Lors de l’essai PSUNRISE (Prospective Study Using Remicade in Psoriasis Patients With an Inadequate Response to Etanercept), les patients aux prises avec un psoriasis important malgré un traitement par l’étanercept depuis =4 mois sont passés à l’infliximab en perfusion à 5 mg/kg à 0, 2, 6, 14 et 22 semaines. Les résultats, déjà publiés, ont révélé que 65,4 % (72,5 %, selon l’analyse des cas observés) des patients avaient obtenu un score PGA de 0 (lésions blanchies) ou 1 (lésions minimes) à 10 semaines. Des scores PGA de 0 et 1 ont en fait été observés dès la 1re semaine, et le taux de réponse a continué d’augmenter tout au long de l’étude pour finalement atteindre 72,4 % après 26 semaines.

Selon la plus récente analyse de PSUNRISE, la diminution globale de l’activité de la maladie s’accompagnait de réponses localisées dans les régions fortement touchées. Ainsi, l’analyse en IT modifiée a fait ressortir une amélioration globale du psoriasis chez 64,6 % et 51,7 % des patients selon une échelle visuelle analogique (EVA) et le critère de réponse PASI 75, respectivement.

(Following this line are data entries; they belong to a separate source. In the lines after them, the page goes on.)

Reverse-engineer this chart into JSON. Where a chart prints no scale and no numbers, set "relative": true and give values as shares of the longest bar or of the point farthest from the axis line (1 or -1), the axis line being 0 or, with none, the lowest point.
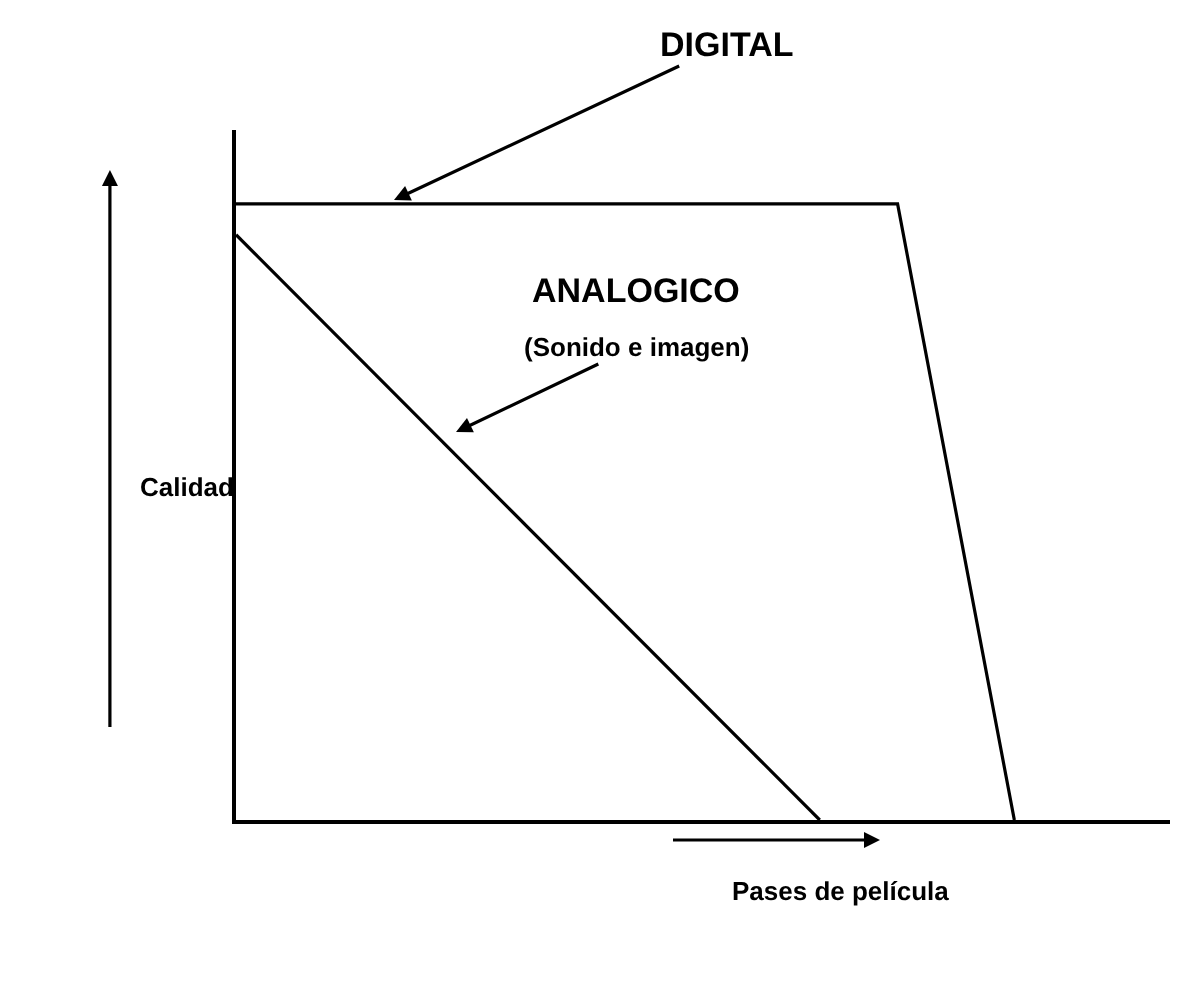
{
  "chart_data": {
    "type": "line",
    "relative": true,
    "xlabel": "Pases de película",
    "ylabel": "Calidad",
    "legend": false,
    "marker": "none",
    "line_style": "solid",
    "categories": [
      null,
      null,
      null,
      null,
      null,
      null,
      null,
      null,
      null,
      null,
      null,
      null,
      null,
      null,
      null,
      null,
      null,
      null,
      null,
      null,
      null,
      null,
      null,
      null,
      null
    ],
    "series": [
      {
        "color": "#000000",
        "values": [
          1,
          null,
          null,
          null,
          null,
          null,
          null,
          null,
          null,
          null,
          null,
          null,
          null,
          null,
          null,
          null,
          null,
          1,
          null,
          null,
          0,
          null,
          null,
          null,
          null
        ]
      },
      {
        "color": "#000000",
        "values": [
          0.95,
          null,
          null,
          null,
          null,
          null,
          null,
          null,
          null,
          null,
          null,
          null,
          null,
          null,
          null,
          0,
          null,
          null,
          null,
          null,
          null,
          null,
          null,
          null,
          null
        ]
      }
    ],
    "annotations": [
      "DIGITAL",
      "ANALOGICO",
      "(Sonido e imagen)"
    ]
  }
}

L’EVA a objectivé une amélioration au niveau du cuir chevelu (84,9 %), du visage (72,0 %), de la paume des mains et de la plante des pieds (72,1 %) et des ongles (70,1 %). Le critère de réponse PASI 75 a pour sa part objectivé des améliorations au niveau de la tête (69,3 %), du tronc (72,7 %), des membres supérieurs (56,4 %) et des membres inférieurs (52,2 %). Aucun nouveau problème d’innocuité n’a été signalé.

Résumé

Le traitement du psoriasis à long terme est un véritable défi pour le dermatologue, qu’il s’agisse de maintenir l’efficacité du traitement anti-inflammatoire ou de prévenir l’apparition d’affections concomitantes débilitantes. Les anti-TNFa ont permis de faire avancer le traitement du psoriasis et d’autres maladies inflammatoires graves comme la PR et les MII, et il ressort d’essais cliniques conduits rigoureusement qu’il est possible de maintenir l’efficacité clinique pendant de longues périodes. Cependant, lorsqu’on interprète les résultats d’un essai clinique, il est essentiel de garder à l’esprit que la méthode statistique utilisée peut influer radicalement sur l’issue de l’analyse. Par conséquent, une grande prudence s’impose lorsqu’on communique les résultats d’un essai clinique à un patient, car il y va de ses attentes.